A sentence of time served would appear to be permissible for a Class 3 misdemeanor because such a sentence imposes no additional punishment than the time already served before conviction; for an in-custody defendant, the sentence actually terminates confinement. Further, to accommodate this practice, North Carolina’s structured sentencing statutes contain an exception for time served for misdemeanors when an active punishment is not otherwise authorized, allowing imposition of a term of imprisonment “equal to or less than the total amount of time the offender has already spent committed to or in confinement . . . as a result of the charge that culminated in the sentence.” G.S. 15A-1340.20(c1).

Whether the General Assembly intended to permit a sentence of time served, however, may depend on whether such a sentence is constitutionally permissible without affording counsel to the defendant. The General Assembly adopted the new punishment scheme for Class 3 misdemeanors to reduce counsel costs. If counsel is required when the court imposes a sentence of time served, the General Assembly may not have intended to allow such a sentence.

Some decisions have found that a sentence of time served does not trigger the right to counsel. The cases have arisen in the context of whether a court may enhance a sentence for a later offense based on an earlier misdemeanor conviction in which an unrepresented defendant received a sentence of time served. The decisions found that the earlier conviction did not violate the defendant’s right to counsel and could be used for enhancement purposes. The courts reasoned that a sentence of time served does not impose a term of imprisonment as a result of an uncounseled conviction; rather, the period of incarceration served by the defendant resulted from the defendant’s inability to post bond before trial. See Glaze v. South Carolina, 621 S.E.2d 655 (S.C. 2005); Nicholson v. State, 761 So. 2d 924 (Miss. Ct. App. 2000); see also State v. Dunning, 995 So. 2d 1162 (Fl. Ct. App. 2008) (following Glaze) [subsequent decisions interpreting Florida’s state constitution may have limited the holding in Dunning].

Some decisions have reached a contrary conclusion, refusing to enhance a later offense based on a prior uncounseled conviction imposing a sentence of time served. Those decisions refuse to distinguish between a sentence of imprisonment satisfied by credit for time already served and a sentence of imprisonment to be served following conviction. See State v. O’Neill, 746 N.E.2d 654 (Ohio Ct. App. 2000); United States v. Cook, 36 F.3d 1098 (6th Cir. 1994) (unpublished).
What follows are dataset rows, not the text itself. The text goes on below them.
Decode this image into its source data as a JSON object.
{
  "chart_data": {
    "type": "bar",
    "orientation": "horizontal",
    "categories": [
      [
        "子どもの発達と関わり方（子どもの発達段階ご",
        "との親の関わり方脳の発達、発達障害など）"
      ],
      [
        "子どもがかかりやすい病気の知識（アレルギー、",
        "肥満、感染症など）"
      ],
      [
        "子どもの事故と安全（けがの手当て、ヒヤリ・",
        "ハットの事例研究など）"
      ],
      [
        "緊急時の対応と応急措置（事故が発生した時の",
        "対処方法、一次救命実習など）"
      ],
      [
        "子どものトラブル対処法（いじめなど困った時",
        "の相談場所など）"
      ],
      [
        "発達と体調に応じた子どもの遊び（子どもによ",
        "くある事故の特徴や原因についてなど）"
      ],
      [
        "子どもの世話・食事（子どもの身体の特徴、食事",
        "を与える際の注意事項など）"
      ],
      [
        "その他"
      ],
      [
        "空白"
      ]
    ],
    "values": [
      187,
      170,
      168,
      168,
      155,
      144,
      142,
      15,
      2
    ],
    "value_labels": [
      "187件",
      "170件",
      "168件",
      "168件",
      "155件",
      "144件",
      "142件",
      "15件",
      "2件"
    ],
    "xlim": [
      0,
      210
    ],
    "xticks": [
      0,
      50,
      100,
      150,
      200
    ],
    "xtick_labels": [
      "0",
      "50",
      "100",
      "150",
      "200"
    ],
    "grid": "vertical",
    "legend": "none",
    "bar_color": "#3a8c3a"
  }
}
A judge may avoid these constitutional issues by inquiring whether a defendant is willing to proceed without counsel and, if so, obtaining a waiver of counsel. A judge also could impose a nominal fine and enter judgment without using the term “time served.” Under either approach, a judge should advise an unrepresented defendant who is in custody that he or she is entitled to counsel if he or she does not enter a plea and remains in custody.